Open fredcallaway opened 7 years ago
Yes, categorical cross entropy can not be used for policy gradient generally. I have changed the cross entropy to one hot vector and multiplied with advantage function which is also one hot vector. So the categorical cross entropy became object function for the policy gradient.
I did this because I want to use model.fit() to policy gradient because it is simple! I will make some explanation for this. Thank you
Categorical cross entropy is defined H(p, q) = sum(p_i * log(q_i))
. For the action taken, a
, you set p_a = A
. q_a
is the probability of taking action a
, i.e. π(a, s)
. All other p_i
are zero, thus we have H(p, q) = A * π(a, s)
. It's a very clever and generalizable trick!
Thank you! Your explanation is clear enough to understand easily. I will add explanation about this soon
Shall I make a pull request?
@fredcallaway We will appreciate it if you do that!
Hello, I am confused as to why "all other p_i are zero" if p's are advantages and softmax is applied. Is this the answer? "You correctly pointed out that the softmax numerator should never have zero-values due to the exponential. However, due to floating point precision, the numerator could be a very small value, say, exp(-50000), which essentially evaluates to zero." from https://stackoverflow.com/questions/39109674/the-output-of-a-softmax-isnt-supposed-to-have-zeros-right
Softmax is not applied to the advantages (the p_i
). It is applied to action scores to get action probabilities. All other p_i
are zero simply because they are initialized that way:cartpole_reinforce.py#L84
Note that p_i
refers to the target (true) labels and q_i
to the predictions in the standard classification case. So by feeding advantages as the "target" on line 90, we are defining p_i
to be the one-hot advantages.
I printed out the advantages array:
advantages final
[[ 0. 1.54572815]
[ 0. 1.21139962]
[ 0. 0.87369404]
[ 0. 0.53257729]
[ 0. 0.18801491]
[ 0. -0.16002789]
[ 0. -0.51158628]
[-0.86669576 0. ]
[ 0. -1.22539221]
[ 0. -1.58771185]]
So the final line H(p, q) = -(A log(policy(s,a)) means the cross-entropy loss is the negation of advantage log probability of the policy? (I kept seeing the negation everywhere cross-entropy is explained so wanted to include it).

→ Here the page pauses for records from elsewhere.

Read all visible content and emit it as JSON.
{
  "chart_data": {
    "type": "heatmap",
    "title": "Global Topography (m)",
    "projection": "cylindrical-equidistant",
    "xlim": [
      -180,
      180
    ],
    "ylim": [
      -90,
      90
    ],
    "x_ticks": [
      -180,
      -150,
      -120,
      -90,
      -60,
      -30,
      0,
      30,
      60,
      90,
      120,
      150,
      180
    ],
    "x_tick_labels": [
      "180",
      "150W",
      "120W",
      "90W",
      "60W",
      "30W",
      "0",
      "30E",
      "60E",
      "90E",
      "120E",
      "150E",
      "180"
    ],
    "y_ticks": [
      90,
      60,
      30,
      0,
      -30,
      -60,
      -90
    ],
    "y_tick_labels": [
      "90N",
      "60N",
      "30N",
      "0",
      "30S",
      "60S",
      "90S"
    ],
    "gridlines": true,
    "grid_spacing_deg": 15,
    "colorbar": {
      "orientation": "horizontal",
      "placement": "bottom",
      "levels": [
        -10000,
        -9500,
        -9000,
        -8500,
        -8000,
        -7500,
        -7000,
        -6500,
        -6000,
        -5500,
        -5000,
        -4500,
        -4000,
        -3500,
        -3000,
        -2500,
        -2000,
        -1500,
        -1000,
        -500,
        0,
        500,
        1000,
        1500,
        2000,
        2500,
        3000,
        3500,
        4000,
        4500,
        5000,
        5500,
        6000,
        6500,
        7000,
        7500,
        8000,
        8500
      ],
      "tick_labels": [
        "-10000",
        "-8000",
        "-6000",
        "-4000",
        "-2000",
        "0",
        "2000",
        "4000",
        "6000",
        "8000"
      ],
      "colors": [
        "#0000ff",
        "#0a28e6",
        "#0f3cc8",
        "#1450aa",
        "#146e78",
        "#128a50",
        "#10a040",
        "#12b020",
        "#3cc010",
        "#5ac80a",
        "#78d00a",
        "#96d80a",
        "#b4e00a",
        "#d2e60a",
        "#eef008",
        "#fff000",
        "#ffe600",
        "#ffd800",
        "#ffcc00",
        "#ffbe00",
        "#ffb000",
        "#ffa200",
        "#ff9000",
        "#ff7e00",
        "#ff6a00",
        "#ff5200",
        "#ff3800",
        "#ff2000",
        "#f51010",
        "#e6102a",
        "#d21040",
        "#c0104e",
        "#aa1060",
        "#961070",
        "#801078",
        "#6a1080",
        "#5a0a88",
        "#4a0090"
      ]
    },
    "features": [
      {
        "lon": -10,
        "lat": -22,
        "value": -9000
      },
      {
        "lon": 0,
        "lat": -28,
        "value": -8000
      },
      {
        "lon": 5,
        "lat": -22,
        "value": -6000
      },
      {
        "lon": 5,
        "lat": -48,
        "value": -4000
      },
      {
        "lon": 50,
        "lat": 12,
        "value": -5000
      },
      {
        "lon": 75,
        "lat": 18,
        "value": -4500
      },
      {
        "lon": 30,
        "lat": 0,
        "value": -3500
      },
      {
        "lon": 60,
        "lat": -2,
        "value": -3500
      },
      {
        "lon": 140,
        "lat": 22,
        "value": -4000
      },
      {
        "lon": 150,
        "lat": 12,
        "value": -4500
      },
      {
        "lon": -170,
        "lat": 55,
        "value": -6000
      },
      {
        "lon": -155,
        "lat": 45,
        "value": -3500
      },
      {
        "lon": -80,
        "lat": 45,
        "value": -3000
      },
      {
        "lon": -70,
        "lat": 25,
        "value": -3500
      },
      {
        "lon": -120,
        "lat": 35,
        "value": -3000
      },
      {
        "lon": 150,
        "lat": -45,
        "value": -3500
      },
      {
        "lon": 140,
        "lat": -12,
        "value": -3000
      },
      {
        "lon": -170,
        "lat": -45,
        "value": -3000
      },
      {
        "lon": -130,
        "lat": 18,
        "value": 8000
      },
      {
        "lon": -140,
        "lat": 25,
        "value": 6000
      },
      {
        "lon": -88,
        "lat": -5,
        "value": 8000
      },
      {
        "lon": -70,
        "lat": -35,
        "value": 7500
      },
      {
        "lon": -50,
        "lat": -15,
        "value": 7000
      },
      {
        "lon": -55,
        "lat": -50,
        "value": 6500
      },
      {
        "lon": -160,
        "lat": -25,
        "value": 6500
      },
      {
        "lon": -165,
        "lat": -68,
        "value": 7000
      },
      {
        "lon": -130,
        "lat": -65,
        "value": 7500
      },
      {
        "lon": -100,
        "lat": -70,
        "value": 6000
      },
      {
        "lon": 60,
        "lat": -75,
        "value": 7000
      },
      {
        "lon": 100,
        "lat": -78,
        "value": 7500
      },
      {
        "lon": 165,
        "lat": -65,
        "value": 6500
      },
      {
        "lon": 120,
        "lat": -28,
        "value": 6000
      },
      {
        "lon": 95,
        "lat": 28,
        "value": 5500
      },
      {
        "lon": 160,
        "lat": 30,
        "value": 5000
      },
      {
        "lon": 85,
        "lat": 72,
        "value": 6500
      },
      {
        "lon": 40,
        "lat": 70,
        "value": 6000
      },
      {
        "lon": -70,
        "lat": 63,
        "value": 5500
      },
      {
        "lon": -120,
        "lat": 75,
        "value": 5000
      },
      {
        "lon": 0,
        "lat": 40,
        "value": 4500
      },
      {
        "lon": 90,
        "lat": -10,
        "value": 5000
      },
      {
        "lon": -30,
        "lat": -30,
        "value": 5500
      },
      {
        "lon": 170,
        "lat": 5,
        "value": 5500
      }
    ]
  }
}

It's still magical to me how the network outputs probabilities but you can use the advantages like this.
Is this a hack? If so I think it is very ingenious but I also prefer to learn it the plain vanilla way. Is Karpathy's pong example the best for that?
Good point regarding the negation. Your correct that the loss has the negation. However, we are actually trying to maximize sum(p_i * log(q_i))
, which corresponds to minimizing the negation.
I definitely agree that it's a bit confusing, but I think the idea of this library is not so much to teach you the math, but rather to give you some code to play around with to test the effects of hyperparameters and apply the algorithms to different environments.
I was surprised to see this loss function because it is generally used when the target is a distribution (i.e. sums to 1). This is not the case for the advantage estimate. However, I worked out the math and it does appear to be doing the right thing which is neat!
I think this trick should be mentioned in the code.